C’est pourquoi, dans ce moment crucial où se joue le succès des luttes contre la réforme des retraites et la LPPR, nous appelons à ce que nos collègues titulaires de l’ESR cessent leurs activités de recherche et d’enseignement, et mettent en place des caisses de grèves pour soutenir les précaires.


Le CRESPPA déclare le laboratoire mobilisé contre la réforme des retraites et le projet de Loi de Programmation Pluriannuelle de la Recherche (LPPR)

Si elle était appliqué en l’état, la loi sur la réforme des retraites conduirait à :

  • l’allongement de la durée des carrières, avec le passage du départ à la retraite de 62,5 à 64 ans (avec l’introduction d’une décote) ;
  • la baisse des pensions ;
  • la remise en cause de la logique de solidarité nationale, fondement du principe de retraite par répartition.
    Ce projet de loi entraînerait une dégradation des conditions de vie des futur.es retraité.es (baisse du pouvoir d’achat, départ tardif à la retraite).
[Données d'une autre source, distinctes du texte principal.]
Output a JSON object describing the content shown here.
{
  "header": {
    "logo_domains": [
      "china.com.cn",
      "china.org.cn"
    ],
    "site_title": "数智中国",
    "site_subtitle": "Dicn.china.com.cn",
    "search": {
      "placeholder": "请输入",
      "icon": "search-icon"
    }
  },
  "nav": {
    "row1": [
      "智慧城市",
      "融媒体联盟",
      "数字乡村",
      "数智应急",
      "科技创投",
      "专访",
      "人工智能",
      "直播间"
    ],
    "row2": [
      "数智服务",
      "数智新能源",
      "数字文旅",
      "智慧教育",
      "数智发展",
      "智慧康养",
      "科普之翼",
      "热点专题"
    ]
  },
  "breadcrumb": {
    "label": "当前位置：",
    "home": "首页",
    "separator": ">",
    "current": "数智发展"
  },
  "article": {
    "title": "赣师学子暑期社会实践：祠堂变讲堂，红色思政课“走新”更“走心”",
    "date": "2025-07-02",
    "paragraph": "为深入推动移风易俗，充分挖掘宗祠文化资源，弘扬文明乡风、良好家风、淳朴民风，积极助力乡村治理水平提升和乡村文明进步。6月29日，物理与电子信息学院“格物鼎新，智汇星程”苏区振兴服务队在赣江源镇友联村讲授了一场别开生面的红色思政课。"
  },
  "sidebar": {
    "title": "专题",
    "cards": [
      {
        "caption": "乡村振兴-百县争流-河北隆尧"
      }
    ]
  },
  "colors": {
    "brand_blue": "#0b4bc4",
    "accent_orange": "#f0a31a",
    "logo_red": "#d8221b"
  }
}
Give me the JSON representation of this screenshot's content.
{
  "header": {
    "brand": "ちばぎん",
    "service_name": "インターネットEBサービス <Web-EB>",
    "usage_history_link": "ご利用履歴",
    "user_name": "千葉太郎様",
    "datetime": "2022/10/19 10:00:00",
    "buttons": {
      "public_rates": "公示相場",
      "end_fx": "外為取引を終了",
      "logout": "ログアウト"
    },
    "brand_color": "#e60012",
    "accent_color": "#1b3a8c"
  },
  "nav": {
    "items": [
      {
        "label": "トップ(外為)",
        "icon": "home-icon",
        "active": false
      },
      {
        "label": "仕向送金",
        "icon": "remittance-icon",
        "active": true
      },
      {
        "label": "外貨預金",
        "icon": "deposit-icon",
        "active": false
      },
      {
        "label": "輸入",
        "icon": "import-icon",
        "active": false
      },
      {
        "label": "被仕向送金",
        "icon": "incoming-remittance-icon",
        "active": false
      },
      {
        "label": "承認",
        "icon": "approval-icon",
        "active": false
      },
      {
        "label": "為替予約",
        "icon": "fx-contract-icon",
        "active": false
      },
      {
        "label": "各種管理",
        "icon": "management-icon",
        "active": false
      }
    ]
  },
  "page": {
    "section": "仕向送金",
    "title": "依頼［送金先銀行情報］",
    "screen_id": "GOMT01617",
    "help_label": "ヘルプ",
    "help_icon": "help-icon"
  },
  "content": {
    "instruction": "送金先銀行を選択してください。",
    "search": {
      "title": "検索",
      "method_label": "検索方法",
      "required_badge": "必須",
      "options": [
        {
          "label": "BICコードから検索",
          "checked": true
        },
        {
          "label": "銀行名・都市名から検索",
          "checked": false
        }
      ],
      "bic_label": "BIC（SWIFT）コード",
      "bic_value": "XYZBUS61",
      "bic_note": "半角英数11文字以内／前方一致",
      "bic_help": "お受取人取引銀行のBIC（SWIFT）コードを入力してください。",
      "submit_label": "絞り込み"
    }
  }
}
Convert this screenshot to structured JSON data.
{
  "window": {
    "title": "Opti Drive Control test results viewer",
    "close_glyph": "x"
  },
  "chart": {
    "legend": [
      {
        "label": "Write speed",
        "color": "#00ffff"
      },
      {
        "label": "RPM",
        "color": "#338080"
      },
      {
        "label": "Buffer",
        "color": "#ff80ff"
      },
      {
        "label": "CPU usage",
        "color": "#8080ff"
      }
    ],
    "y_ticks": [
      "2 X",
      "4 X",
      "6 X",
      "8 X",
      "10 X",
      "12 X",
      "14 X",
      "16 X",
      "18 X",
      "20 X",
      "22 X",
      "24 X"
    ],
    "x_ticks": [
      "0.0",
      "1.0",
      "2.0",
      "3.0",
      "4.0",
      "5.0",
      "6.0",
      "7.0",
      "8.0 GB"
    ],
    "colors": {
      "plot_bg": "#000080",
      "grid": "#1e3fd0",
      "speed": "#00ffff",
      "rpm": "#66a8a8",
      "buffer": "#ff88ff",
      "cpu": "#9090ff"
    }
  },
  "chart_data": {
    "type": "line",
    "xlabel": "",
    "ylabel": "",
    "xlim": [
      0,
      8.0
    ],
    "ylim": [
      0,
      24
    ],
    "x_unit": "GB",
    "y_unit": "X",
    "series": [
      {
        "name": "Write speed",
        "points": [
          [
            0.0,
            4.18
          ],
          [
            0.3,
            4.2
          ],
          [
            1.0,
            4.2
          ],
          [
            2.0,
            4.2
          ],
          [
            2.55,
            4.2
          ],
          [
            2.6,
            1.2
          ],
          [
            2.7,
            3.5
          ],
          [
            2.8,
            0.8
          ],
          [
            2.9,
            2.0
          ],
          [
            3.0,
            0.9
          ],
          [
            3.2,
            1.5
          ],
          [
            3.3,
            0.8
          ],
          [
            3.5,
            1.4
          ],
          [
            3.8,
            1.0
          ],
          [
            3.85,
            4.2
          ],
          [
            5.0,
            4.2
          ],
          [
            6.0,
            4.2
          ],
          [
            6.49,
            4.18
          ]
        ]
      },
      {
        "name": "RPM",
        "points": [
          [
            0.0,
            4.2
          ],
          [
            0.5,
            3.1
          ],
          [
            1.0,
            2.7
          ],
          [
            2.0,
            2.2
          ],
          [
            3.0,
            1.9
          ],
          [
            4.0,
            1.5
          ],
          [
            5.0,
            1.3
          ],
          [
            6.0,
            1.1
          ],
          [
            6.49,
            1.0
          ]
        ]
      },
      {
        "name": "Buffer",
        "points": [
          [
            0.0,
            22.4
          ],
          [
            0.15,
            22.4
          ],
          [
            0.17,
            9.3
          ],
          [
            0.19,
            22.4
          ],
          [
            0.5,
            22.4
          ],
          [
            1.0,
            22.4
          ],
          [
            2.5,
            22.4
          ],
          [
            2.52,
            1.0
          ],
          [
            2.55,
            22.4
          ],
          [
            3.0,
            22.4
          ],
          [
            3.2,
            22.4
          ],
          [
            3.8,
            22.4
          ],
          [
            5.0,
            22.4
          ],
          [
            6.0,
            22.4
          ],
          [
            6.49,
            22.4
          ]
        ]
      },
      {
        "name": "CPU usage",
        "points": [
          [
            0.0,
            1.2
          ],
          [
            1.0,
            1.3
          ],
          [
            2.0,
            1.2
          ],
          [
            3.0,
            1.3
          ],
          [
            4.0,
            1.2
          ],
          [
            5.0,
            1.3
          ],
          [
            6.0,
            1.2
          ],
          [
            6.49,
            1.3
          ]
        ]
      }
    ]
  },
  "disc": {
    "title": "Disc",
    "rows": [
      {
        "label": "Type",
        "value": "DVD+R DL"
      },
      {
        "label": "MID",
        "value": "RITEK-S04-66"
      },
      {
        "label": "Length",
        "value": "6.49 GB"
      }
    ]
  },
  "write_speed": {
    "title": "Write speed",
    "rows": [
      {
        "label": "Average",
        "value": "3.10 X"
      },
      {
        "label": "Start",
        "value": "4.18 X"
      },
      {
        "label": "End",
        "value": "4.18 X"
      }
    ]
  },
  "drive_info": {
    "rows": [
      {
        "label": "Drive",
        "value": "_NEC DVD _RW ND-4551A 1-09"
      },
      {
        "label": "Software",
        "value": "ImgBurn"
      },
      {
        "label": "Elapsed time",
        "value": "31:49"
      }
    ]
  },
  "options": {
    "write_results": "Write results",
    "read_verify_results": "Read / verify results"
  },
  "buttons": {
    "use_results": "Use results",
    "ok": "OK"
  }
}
De son côté, le projet de LPPR annonce :

  • la remise en cause du statut des Enseignant.e.s-Chercheur.e.s et des Chercheur.e.s avec la disparition de la référence aux 192h équivalent TD ;
  • l’amplification de la contractualisation et de la précarisation dans l’ESR (tenure tracks, CDI de projets, etc.) et des personnels BIATSS et ITA ;
  • la remise en cause des fonctions du CNU et de la collégialité́ de l’évaluation des carrières par les pairs (ces fonctions seraient alors assurées par les universités, ce qui ouvrirait la voie à des logiques localistes).
    Cette réforme généralise la précarisation, asservit toute pensée à la logique managériale, anéantit la liberté d’étude et de recherche.

DANS CES CONDITIONS, IL EST IMPENSABLE DE FAIRE COMME SI DE RIEN N’ÉTAIT EN REPRENANT LES COURS ET EN PARTICIPANT AU FONCTIONNEMENT HABITUEL DE L’UNIVERSITÉ ET DES INSTITUTIONS DE RECHERCHE

Nous appelons donc dès à présent tou.te.s les collègues, personnels de l’ESR, précaires ou titulaires, à :

  • RENDRE VISIBLE LEUR MOBILISATION dans leurs signatures électroniques et réponses automatiques d’absence (cf. suggestion ci-après)
    « J’accuse réception de votre message. Étant mobilisé.e contre le projet de loi de programmation pluriannuelle de la recherche et contre le projet de réforme des retraites, j’ai strictement réduit mes activités d’enseignement et de recherche, et ne suis donc pas en mesure de vous répondre dans l’immédiat »
  • PRATIQUER LA GRÈVE DE LA RECHERCHE : suspendre les activités scientifiques (reporter les colloques et journées d’étude, suspendre le travail d’expertise et d’évaluation, refuser de siéger dans les différentes instances de l’ESR, etc.)
  • SE JOINDRE À OU RELAYER À L’ÉCHELLE DES DÉPARTEMENTS PÉDAGOGIQUES la mobilisation sous la forme de différentes actions (report des examens, réunion d’information auprès des étudiant.e.s, rétention des notes, etc.)

NOUS APPELONS ENFIN À PARTICIPER AUX JOURNÉES DE MOBILISATION NATIONALE, AINSI QU’AUX ACTIONS DE SOUTIEN AUX GRÉVISTES DE LA RATP ET DE LA SNCF EN ÎLE-DE-FRANCE (PIQUETS, CAISSES DE GRÈVE, AG, ETC.)